Prioritizing vulnerabilities in Kubernetes deployments
August 6, 2020
0 mins readSnyk has recently introduced a Priority Score to help prioritize vulnerabilities we detect, helping you identify the most important issues that need your attention.
Prioritization and Snyk Container
The new Priority Score is fully supported in Snyk Container. All of your container images will be scored based on the severity of the vulnerability, data we have about available exploits and whether those issues have known fixes. This new capability makes it even easier for you to fix the most important issues across your teams.
Extra information from Kubernetes
When it comes to Kubernetes, we have even more information available to us to help prioritize vulnerabilities. For Snyk customers who have been using our Kubernetes integration for a while, you are probably aware of the information we surface regarding how well the Kubernetes workloads (deployments, cronjobs, replicationcontrollers, etc.) are configured.
Kubernetes configuration is complicated, and a number of the options can lead to potential security issues.
We also have lots of data about the vulnerabilities themselves. The CVSS system has a vector (like AV:N/AC:L/PR:N/UI:R/S:U/C:N/I:N/A:L) which encodes lots of information about the vulnerability and what is needed to exploit it. And CWE lists types of vulnerabilities in a structured manner.
Change the context, change the priority
In the Snyk Container Kubernetes integration we take this configuration information, and detailed vulnerability data, into account when calculating the Priority Score. A vulnerability present in a workload that is poorly configured scores higher than one in a well-configured one. A vulnerability that relies on elevated permissions will score lower compared to a well-configured workload that locks down capabilities and isn’t able to run as root. The changes can be small, but when considered across all of your workloads it can help make it easier to decide what to do first based on a simple risk calculation.
A vulnerability present in a workload that is poorly configured scores higher than one in a well-configured one.
The above score (of 639) relates to a vulnerability in a poorly-configured Kubernetes deployment. The vulnerability in question in this case can result in a denial of service attack. CPU and memory limits might not protect the individual container, but they can help mitigate the risk to the node and other related services. Let’s improve the configuration of our deployment:
spec:
containers:
- name: snykit
image: garethr/snykit
imagePullPolicy: IfNotPresent
resources:
limits:
memory: 512Mi
cpu: "1"
After we update our Kubernetes workload, Snyk will automatically detect the updated configuration. Here we can see both CPU and memory limits are now set.
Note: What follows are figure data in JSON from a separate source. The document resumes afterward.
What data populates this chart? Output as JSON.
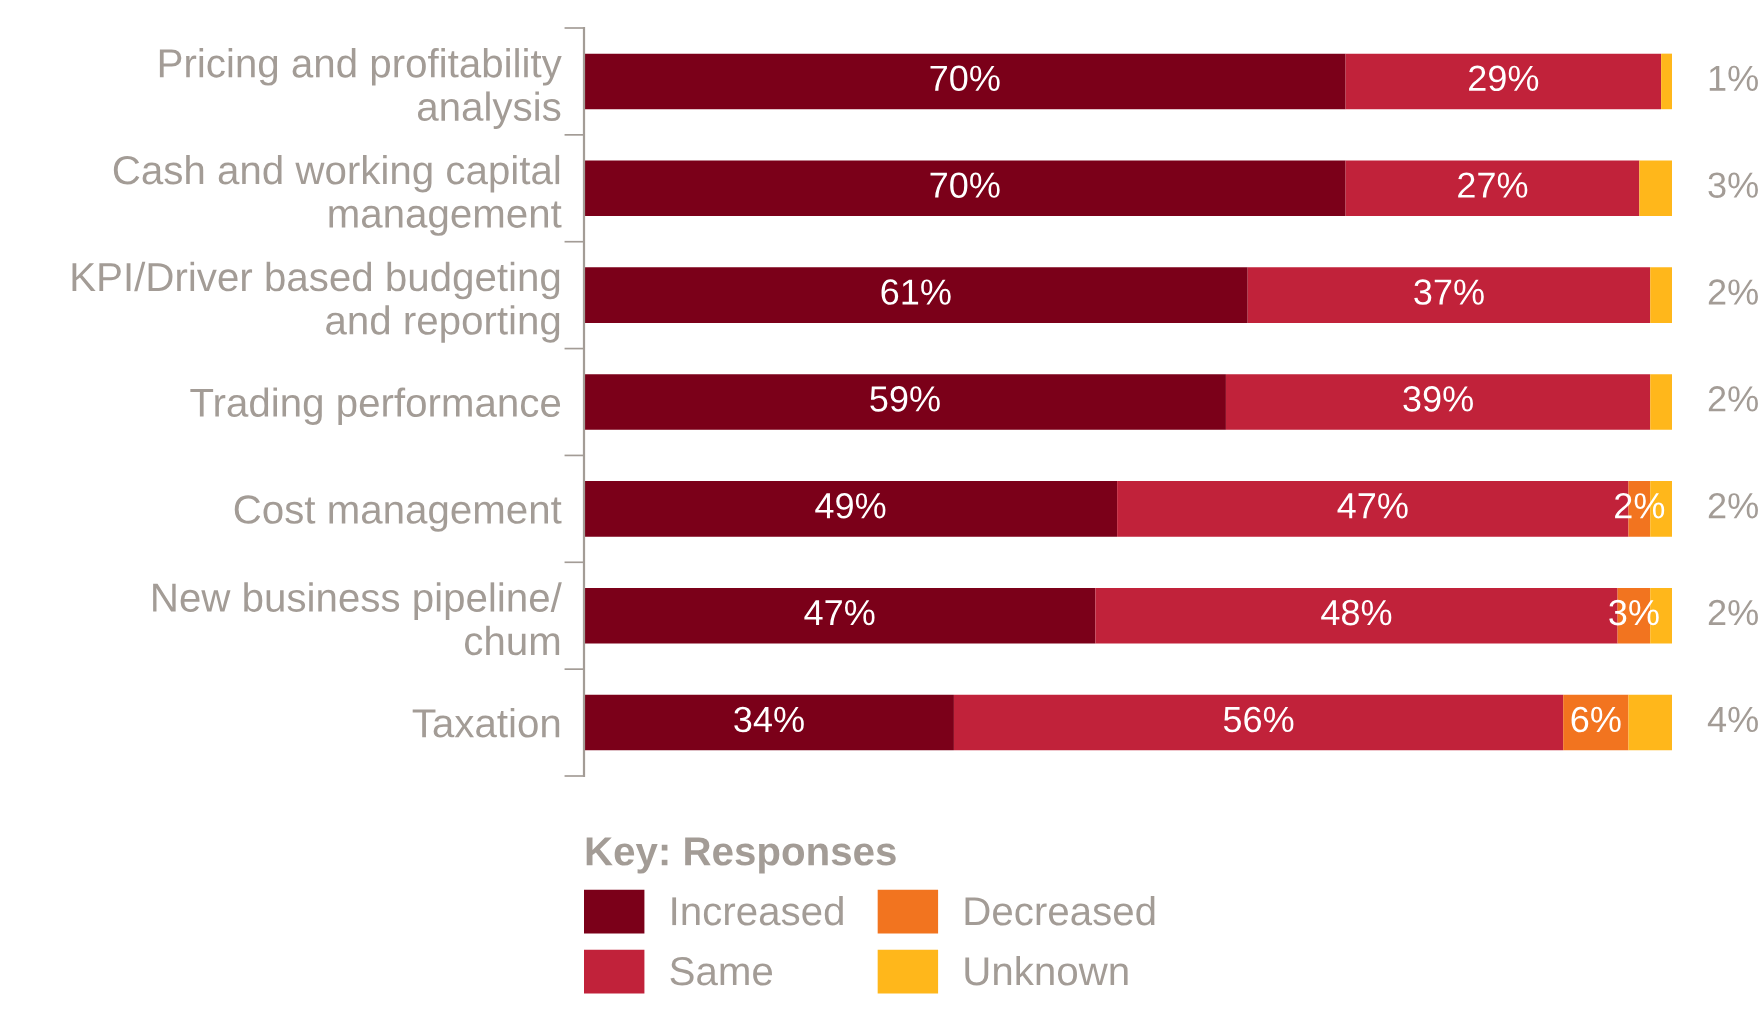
{
  "chart_data": {
    "type": "bar",
    "orientation": "horizontal",
    "stacked": true,
    "legend": "bottom left",
    "legend_title": "Key: Responses",
    "categories": [
      "Pricing and profitability\nanalysis",
      "Cash and working capital\nmanagement",
      "KPI/Driver based budgeting\nand reporting",
      "Trading performance",
      "Cost management",
      "New business pipeline/\nchum",
      "Taxation"
    ],
    "series": [
      {
        "name": "Increased",
        "color": "#7b0019",
        "values": [
          70,
          70,
          61,
          59,
          49,
          47,
          34
        ],
        "value_labels": [
          "70%",
          "70%",
          "61%",
          "59%",
          "49%",
          "47%",
          "34%"
        ]
      },
      {
        "name": "Same",
        "color": "#c1223a",
        "values": [
          29,
          27,
          37,
          39,
          47,
          48,
          56
        ],
        "value_labels": [
          "29%",
          "27%",
          "37%",
          "39%",
          "47%",
          "48%",
          "56%"
        ]
      },
      {
        "name": "Decreased",
        "color": "#f2741f",
        "values": [
          null,
          null,
          null,
          null,
          2,
          3,
          6
        ],
        "value_labels": [
          null,
          null,
          null,
          null,
          "2%",
          "3%",
          "6%"
        ]
      },
      {
        "name": "Unknown",
        "color": "#ffb71b",
        "values": [
          1,
          3,
          2,
          2,
          2,
          2,
          4
        ],
        "value_labels": [
          "1%",
          "3%",
          "2%",
          "2%",
          "2%",
          "2%",
          "4%"
        ]
      }
    ]
  }
}
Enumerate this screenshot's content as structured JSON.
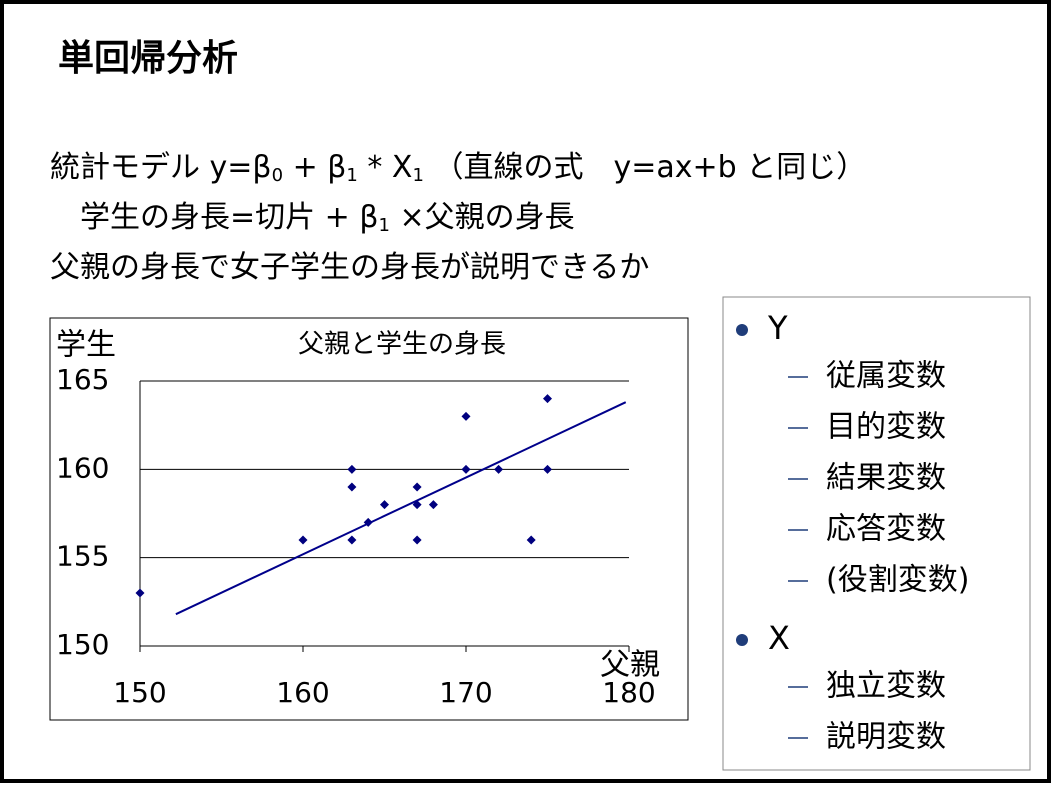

Because that marginally reduces the risk associated with this vulnerability we reduce the priority score.
Container images dynamic priority score in Snyk container
The benefits of contextual prioritization
In Snyk, priority is relative. It’s less about an absolute value that’s meaningful for an individual vulnerability and more about helping you know what to do next with all of your vulnerabilities. CVSS in comparison is an absolute measure, it’s not changing based on your specific context. Both are useful for different purposes. When you are confronted by lots of vulnerabilities, and where you have lots of information about where those vulnerabilities reside in your systems, you can use the Snyk Priority Score to help determine the most important issues to address first.